Финкель глядит в потолок, заложив руки за голову, слушая потенькивания подтекающего крана. Говорит негромко, растревоженный разговором:

— Косичку в чернила — ей бы это понравилось…

12

«Кто этот человек, что так хорошо улыбается? Так приветливо?» — «Но не каждому, други мои. Нет, не каждому».

Некрупного роста.

Редкого умения.

Большой человек на малые свершения, наделенный даром сравнения и догадок, чувством времени и его утекания, способный развязывать узелки неприязни, чем интересен многим, чем и необходим.

«Ты, Финкель, нас удивляешь, — говорили вокруг. — Как такой состоялся, можно еще понять, но как таким сохранился?» Искренне изумился: «Я-то?..» — «Ты, конечно, ты. Мы тут прикинули и решили, что ты единственный среди нас. Который в согласии с самим собой». Это его озадачило. «Вы знакомы со мной застольным, в гуляниях-увеселениях. Вам недоступен я в сомнениях и мечтаниях». Это его насторожило, даже напугало. «Быть может, вы льстите или принимаете меня всерьез».

Строг.

Суров.

Взыскателен к самому себе.

Встает перед зеркалом, говорит в назидание: «Не гоняйся за фактами, подтверждающими твою правоту, они ее ослабят. Подбирай факты, ее опровергающие, в борьбе с ними правота окрепнет. Понятно теперь?» — «Не совсем». Разъясняет: «Сначала подступает сомнение. Вслед за сомнением приходит оправдание. Бойся его. Не соблазняй душу посулами». Из зеркала ему отвечают: «Я твое сомнение и я твое оправдание».

Выяснилось с возрастом, что проклюнулся в нем опечаленный старик, который радуется без охоты, ублажая себя горестными играми. Проклюнулся и ликующий старик, задумчивый весельчак, который сокрушается нечасто, но с видимым удовольствием, по незначительным, казалось, поводам. Когда один из них огорчается, другой не ликует чрезмерно, во вред сожителю, и, наоборот, когда другой радуется, сосед не добавляет ему горечи, вроде космонавтов в долгом совместном полете, выдержавших проверку на совместимость.

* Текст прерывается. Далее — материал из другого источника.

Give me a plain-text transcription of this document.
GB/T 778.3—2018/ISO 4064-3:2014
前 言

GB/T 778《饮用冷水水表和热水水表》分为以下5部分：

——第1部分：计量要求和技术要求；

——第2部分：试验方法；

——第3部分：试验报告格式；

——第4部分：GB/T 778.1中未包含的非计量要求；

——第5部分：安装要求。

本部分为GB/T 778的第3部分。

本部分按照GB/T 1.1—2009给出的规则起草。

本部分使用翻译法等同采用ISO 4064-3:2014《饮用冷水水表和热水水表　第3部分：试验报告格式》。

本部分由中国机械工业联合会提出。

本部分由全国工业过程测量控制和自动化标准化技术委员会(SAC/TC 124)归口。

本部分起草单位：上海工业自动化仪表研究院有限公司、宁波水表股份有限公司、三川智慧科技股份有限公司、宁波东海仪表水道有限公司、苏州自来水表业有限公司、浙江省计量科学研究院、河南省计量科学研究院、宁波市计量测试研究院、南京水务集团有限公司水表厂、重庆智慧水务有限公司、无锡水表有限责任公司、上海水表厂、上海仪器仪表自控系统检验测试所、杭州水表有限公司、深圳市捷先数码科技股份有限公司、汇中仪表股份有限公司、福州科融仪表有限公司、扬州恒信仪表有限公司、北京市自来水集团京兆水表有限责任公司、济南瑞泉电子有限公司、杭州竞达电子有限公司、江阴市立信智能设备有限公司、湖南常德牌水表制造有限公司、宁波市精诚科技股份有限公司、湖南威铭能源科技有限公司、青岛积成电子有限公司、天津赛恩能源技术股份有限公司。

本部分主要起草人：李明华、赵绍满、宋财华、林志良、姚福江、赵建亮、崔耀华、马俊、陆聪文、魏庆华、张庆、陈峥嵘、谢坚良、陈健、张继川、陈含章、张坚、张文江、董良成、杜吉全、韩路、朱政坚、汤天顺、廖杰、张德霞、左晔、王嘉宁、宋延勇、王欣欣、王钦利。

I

Над холодильником висят часы, показывая утекающее время, старые-престарые ходики с гирькой на цепочке. Дергается стрелка, отпахивается дверца под слабое щелканье, высовывается наружу деревянная кукушка на костылике. Неодобрительно взглядывает на мир, разевает рот под невысказанное «ку-ку», молча убирается внутрь. Тихая забава Гур-Финкеля: ликующий старик купил по случаю часы с кукушкой — потешить душу, опечаленный приделал к ней костылик и лишил призывного кукования, что соответствует ее возрасту и его горестям.

Первый задает вопрос: «Подумай хорошенько и ответь сам себе: чем тебя устраивает подавленное состояние?» Второй отвечает: «Ах ты, старенький, никудышненький, пенсионеренький! Взгляни лучше в зеркало, там ответ на твой дурацкий вопрос». — «Эх ты, глупенький-неразумненький! Морщины на лице — тропки на пути моем, следы радости-печалей. Я ими горжусь, без них вроде не существовал».

Ликующий старик прожил годы в изумлении от самого себя, уловляемый в мечтательные крайности; опечаленный не заметил, куда они, эти годы, подевались. Финкель не вмешивается в их споры, не утишает словом неслышимым, но терпеливо ожидает примирения, когда вновь потянет к столу, к бумаге с карандашом: перелистывать страницы, как перелистывать судьбы, дотошно перебирать слова, как повариха перебирает рис или гречку, чтобы сотворить еду, крупинка к крупинке.

Под балконом разрастается гранатовое дерево. Его плоды — глянцевитые, будто лаком покрытые — вызревают, бурея к осени, лопаются от непереносимой мощи, выказывая тесноту зерен, догнивают на высоте в укоризне на нерасторопный люд. Ради чего дерево трудилось, для кого напитывало их соками, отказывая себе во всем, провисая ветвями от несносной тяжести? Дереву обидно, Финкелю обидно тоже.

«Вот оно, твое подобие, — вступает опечаленный старик, пытлив и докучлив. — Вспоил своего героя, вскормил, жить бы ему да жить — зачем губить понапрасну, на потребу увлекательной развязке? Героев следует уважать, особенно пожилых, не посягать на их достоинство, уязвимую немощь. Оберегай престарелый люд, Финкель, не раздевай перед читателем в дерзости и бесстыдстве, не выказывай вздутых варикозных вен, дряблых ягодиц, скрюченных подагрой пальцев — их стриптиз отвратителен». — «А если диктует сюжет? — кричит ликующий старик, простодушен и отходчив. — Законы литературные!» — «Дурак ты», — отзывается старик опечаленный. «И правда, дурак», — соглашается Финкель.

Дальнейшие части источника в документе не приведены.